Depuis l'âge du bronze, cette eau dix fois plus salée que celle de l'océan façonne les destins, irrigue les chairs des fameux jambons de Bayonne et forge l’identité d’un territoire jaloux de ses privilèges. L'or blanc n'est pas une simple ressource minérale pour les Salisiens, c'est une âme qui se transmet de génération en génération.
Cette histoire d'amour entre une cité et sa saumure s'est écrite au prix de luttes acharnées et d'une organisation sociale unique en son genre. Dès 1587, le célèbre Règlement de la Fontaine scelle le destin de la communauté en instaurant le système des Partagants : seuls les descendants des anciennes familles de la ville conservent le droit d'exploiter cette eau miraculeuse.
À travers les siècles, malgré les guerres, les révolutions et les crises économiques, les habitants ont défendu leur bien le plus cher avec une ténacité toute béarnaise. Les poêles à sel ont continué d'évaporer l'eau profonde pour en extraire une fleur de sel d’une pureté incomparable, faisant rayonner la petite ville bien au-delà de ses frontières pyrénéennes.
Un héritage à célébrer
Organisé par la Jurade du sel, cet héritage vibrant s'apprête une fois de plus à embraser les ruelles médiévales lors d'un rassemblement désormais incontournable.
Les festivités s'ouvriront dans une ambiance chaleureuse avec le marché des producteurs et les premières notes de musique traditionnelle qui résonneront sous les platanes.
Le moment fort du début du week-end verra l'intronisation des nouveaux ambassadeurs du sel, garants du respect des traditions, avant que la place du Bayaà ne transforme ses pavés en théâtre d'un spectacle haut en couleur.

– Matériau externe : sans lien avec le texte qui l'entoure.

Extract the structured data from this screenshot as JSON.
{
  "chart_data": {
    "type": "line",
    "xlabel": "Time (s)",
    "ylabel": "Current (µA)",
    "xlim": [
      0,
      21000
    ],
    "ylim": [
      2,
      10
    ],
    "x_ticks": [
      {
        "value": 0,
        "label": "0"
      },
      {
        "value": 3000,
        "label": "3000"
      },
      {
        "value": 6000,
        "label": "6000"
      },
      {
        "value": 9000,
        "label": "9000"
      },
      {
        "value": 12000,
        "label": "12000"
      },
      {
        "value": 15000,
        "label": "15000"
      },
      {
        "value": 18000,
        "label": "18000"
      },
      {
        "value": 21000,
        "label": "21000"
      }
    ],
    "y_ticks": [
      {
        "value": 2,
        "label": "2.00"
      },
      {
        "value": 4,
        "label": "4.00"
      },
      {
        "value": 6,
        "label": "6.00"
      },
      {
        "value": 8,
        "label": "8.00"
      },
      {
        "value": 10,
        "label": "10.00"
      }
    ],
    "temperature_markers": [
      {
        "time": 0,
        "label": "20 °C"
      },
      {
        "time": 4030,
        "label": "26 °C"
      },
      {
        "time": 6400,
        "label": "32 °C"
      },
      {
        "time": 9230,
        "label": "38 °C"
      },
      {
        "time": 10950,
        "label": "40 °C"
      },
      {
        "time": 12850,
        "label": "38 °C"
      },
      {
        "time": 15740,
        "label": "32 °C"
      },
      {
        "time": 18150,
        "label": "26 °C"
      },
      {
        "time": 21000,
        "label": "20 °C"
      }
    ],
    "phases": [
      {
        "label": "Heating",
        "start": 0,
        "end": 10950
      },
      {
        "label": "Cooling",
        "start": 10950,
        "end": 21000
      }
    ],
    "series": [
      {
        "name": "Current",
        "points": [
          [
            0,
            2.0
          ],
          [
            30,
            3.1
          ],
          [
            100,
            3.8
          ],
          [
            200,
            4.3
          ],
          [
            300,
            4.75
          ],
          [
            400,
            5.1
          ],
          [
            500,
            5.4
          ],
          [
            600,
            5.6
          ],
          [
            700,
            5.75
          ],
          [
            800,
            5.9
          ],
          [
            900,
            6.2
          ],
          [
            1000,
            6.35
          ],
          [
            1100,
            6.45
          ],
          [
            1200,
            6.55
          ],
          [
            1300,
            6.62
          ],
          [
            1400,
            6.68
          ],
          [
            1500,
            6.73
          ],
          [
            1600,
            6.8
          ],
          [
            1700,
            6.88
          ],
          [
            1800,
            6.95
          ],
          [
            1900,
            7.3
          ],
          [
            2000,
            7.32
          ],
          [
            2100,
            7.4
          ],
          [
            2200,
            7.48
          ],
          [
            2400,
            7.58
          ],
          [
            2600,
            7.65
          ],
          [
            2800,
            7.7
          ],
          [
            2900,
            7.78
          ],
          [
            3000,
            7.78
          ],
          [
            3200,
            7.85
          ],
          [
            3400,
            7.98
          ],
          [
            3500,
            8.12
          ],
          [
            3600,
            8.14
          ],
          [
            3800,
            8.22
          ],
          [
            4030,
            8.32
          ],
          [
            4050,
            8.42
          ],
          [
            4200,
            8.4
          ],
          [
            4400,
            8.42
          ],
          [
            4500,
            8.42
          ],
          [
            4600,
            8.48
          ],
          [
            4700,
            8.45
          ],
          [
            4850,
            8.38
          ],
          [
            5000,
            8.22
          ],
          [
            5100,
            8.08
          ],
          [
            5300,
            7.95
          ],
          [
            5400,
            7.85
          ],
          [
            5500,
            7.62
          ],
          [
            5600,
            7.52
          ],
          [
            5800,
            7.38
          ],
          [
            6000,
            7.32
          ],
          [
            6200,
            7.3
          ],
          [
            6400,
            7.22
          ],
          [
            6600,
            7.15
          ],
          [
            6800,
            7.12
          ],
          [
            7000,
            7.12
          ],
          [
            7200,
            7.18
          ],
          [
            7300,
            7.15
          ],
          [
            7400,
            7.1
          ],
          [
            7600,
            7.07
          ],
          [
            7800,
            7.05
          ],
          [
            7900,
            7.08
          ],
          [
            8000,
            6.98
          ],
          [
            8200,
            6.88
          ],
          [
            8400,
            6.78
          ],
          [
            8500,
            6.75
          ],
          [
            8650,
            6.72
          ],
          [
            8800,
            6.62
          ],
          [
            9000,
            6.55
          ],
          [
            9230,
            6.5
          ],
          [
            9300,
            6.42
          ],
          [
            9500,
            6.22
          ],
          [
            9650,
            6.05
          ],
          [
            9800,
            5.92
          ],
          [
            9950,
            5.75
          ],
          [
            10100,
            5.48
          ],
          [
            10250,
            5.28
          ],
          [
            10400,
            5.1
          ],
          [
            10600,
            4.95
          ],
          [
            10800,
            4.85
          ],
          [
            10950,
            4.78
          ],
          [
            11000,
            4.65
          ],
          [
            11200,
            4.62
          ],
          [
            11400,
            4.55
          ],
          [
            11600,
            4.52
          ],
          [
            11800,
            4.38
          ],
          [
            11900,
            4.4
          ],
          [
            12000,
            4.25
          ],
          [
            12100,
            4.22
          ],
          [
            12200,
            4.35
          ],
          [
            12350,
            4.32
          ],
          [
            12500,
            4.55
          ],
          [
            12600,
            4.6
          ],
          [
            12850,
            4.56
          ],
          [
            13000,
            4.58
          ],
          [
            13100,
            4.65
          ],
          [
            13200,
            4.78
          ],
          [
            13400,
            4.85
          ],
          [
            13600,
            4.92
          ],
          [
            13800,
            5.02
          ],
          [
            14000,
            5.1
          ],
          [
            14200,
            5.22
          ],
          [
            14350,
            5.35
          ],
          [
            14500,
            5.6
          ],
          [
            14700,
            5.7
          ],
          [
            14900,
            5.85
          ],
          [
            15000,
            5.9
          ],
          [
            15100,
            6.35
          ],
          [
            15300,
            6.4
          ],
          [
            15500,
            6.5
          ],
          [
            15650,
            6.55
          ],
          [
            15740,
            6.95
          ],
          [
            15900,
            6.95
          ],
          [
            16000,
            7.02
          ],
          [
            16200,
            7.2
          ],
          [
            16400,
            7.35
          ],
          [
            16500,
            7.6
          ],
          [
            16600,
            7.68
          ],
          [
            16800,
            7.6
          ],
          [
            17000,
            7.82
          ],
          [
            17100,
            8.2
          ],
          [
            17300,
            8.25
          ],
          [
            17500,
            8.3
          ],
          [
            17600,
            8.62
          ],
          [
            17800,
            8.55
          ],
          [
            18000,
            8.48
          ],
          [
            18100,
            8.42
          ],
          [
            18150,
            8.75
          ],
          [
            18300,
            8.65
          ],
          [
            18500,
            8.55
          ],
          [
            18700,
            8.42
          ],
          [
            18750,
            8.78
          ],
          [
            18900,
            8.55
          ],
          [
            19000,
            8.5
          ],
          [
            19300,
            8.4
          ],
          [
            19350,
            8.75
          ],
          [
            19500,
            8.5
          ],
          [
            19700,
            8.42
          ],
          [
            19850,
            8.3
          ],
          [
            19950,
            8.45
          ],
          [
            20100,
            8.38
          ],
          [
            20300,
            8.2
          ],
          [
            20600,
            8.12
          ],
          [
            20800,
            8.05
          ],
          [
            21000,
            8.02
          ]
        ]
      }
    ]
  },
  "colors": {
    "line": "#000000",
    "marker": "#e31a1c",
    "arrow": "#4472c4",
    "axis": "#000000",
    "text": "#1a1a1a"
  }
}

Les spectateurs retiendront leur souffle lors du très attendu championnat du monde de port de la pègue, cette éprouvante course où les coureurs portent à bout de bras des conches remplies de saumure, rendant un hommage athlétique au travail harassant des anciens tiradors (porteurs de sel).
La célébration atteindra son paroxysme le dimanche lors du grand corso fleuri, véritable chef-d’œuvre d'art populaire préparé dans le plus grand secret pendant des mois par les associations locales.
Les chars minutieusement décorés de milliers de fleurs en papier de soie serpenteront dans la foule en liesse, accompagnés par les bandes de musiciens, les danseurs en costume traditionnel et les confréries gastronomiques venues de toute la région.
Les rires, les chants béarnais et les odeurs de grillades envelopperont la cité thermale dans une atmosphère de convivialité intemporelle, prouvant que le sel de la terre est avant tout celui de l'amitié.